MLCommons™ is an open engineering consortium of deep learning experts who focus on improving the machine learning process pertaining to system acceleration, ease of access, and standardization of deep learning tooling. It was founded by experts from different areas such as large-scale companies, startups, academics, and research institutes. MLCommons hosts MLPerf benchmarks with the intent to produce effective benchmarks. These benchmarks aim to correlate to real world uses cases that customers face on a frequent basis in their data center settings.
The MLPerf Training benchmark aims to be a fair representation of the workload that not only requires high throughput and high compute, but also reaches the expected target convergence metric. It measures time to convergence. MLPerf does not measure system throughput as the primary metric because throughput can be easily manipulated by increasing batch size. Convergence cannot be easily manipulated like throughput.
MLPerf training includes two divisions: Open and Closed.
The Open division enables new model architectures, model update mechanisms (optimizers), and other research that expects to reach target quality of service (accuracy).
Our submission to MLPerf training is for the Closed division, in which submissions ensure comparisons can be made like-for-like among other Closed division submitters. The Closed division enforces the submissions to follow the same dataset preprocessing, model, training method, and quality target as the reference implementation. For instance, hyperparameters must be the same as the reference implementation. Hyperparameters include the optimizers used and values such as regularization norms and weight decays. The fp64, fp32, tf32, fp16, fp8, bfloat16, int8, uint8, int4, and uint4 numerical formats are preapproved for use. Additional formats require explicit approval.
The following table lists the available benchmarks for submission and their corresponding expected quality target. For a submission to be valid, the accuracy for that specific model must converge to a specified quality target.
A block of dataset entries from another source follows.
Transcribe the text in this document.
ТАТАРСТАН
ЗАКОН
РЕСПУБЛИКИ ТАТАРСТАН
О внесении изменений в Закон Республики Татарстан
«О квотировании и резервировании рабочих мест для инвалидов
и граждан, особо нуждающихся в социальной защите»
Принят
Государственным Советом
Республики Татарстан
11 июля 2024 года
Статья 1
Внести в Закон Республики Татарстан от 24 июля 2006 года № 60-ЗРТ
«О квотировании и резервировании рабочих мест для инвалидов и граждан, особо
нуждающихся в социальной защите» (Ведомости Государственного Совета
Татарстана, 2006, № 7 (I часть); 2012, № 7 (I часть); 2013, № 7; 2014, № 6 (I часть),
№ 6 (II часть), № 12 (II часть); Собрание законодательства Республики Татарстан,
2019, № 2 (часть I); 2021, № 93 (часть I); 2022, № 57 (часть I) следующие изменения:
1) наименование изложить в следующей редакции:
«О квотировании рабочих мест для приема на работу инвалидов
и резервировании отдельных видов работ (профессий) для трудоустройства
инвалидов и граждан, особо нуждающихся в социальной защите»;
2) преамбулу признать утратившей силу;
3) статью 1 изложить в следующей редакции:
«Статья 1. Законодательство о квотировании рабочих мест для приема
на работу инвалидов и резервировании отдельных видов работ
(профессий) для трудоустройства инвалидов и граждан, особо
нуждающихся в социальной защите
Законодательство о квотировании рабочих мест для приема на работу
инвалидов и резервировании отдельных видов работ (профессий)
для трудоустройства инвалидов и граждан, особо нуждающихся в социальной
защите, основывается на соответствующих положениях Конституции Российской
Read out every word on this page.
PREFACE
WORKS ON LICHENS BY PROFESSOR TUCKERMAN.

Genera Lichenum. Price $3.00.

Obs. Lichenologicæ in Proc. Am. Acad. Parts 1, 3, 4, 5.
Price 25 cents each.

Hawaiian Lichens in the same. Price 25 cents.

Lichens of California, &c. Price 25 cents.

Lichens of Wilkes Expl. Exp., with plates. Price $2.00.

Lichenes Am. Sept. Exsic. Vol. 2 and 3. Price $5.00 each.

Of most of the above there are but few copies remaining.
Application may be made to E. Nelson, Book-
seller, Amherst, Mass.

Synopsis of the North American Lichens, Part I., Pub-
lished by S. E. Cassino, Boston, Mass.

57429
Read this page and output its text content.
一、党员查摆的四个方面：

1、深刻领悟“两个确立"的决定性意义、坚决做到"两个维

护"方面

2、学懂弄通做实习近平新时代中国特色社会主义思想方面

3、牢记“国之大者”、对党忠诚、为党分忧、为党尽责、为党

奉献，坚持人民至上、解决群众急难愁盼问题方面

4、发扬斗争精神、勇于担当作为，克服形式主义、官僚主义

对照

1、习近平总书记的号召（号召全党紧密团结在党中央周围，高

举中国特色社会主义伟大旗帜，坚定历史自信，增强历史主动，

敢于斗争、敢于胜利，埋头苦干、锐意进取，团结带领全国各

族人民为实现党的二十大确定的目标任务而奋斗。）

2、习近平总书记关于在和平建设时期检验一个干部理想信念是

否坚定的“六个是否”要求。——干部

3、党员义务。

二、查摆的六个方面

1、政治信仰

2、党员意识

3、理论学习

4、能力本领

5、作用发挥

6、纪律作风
Table 1. Available benchmarks in MLPerf Training v3.0
Area | Problem | Model | Target |
Vision | Image classification | ResNet-50 v1.5 | 75.90% classification |
Image segmentation (medical) | U-Net3D | 0.908 Mean DICE score | |
Object detection (light weight) | SSD (RetinaNet) | 34.0% mAP | |
Object detection (heavy weight) | Mask R-CNN | 0.377 Box min AP and 0.339 Mask min AP | |
Language | Speech recognition | RNN-T | 0.058 Word Error Rate |
NLP | BERT | 0.720 Mask-LM accuracy | |
Large Language Model | GPT3 | 2.69 log perplexity | |
Commerce | Recommendation | DLRMv2 (DCNv2) | 0.80275 AUC |
The following table shows the minimum number of expected runs for a valid benchmark in the Closed division:
Table 2. Minimum number of expected runs
Area | Problem | Minimum number of runs |
Vision | Image classification | 5 |
Image segmentation (medical) | 40 | |
Object detection (light weight) | 5 | |
Object detection (heavy weight) | 5 | |
Language | NLP | 10 |
Speech recognition | 10 | |
Large language model | 3 | |
Commerce | Recommendation | 10 |
The MLPerf training suite uses a compliance checker to ensure that submissions are made to the benchmark fairly. This check occurs through a package and RCP checker. The package checker ensures that the expected criteria are met, as defined by the Closed division rules.
The RCP checker ensures that the convergence of the submitted benchmark does not deviate from the convergence of the reference. Its purpose is to avoid cases where submission convergence is faster than the reference. Reference implementation convergence sets a lower bound on epoch convergence that a valid submission must not surpass.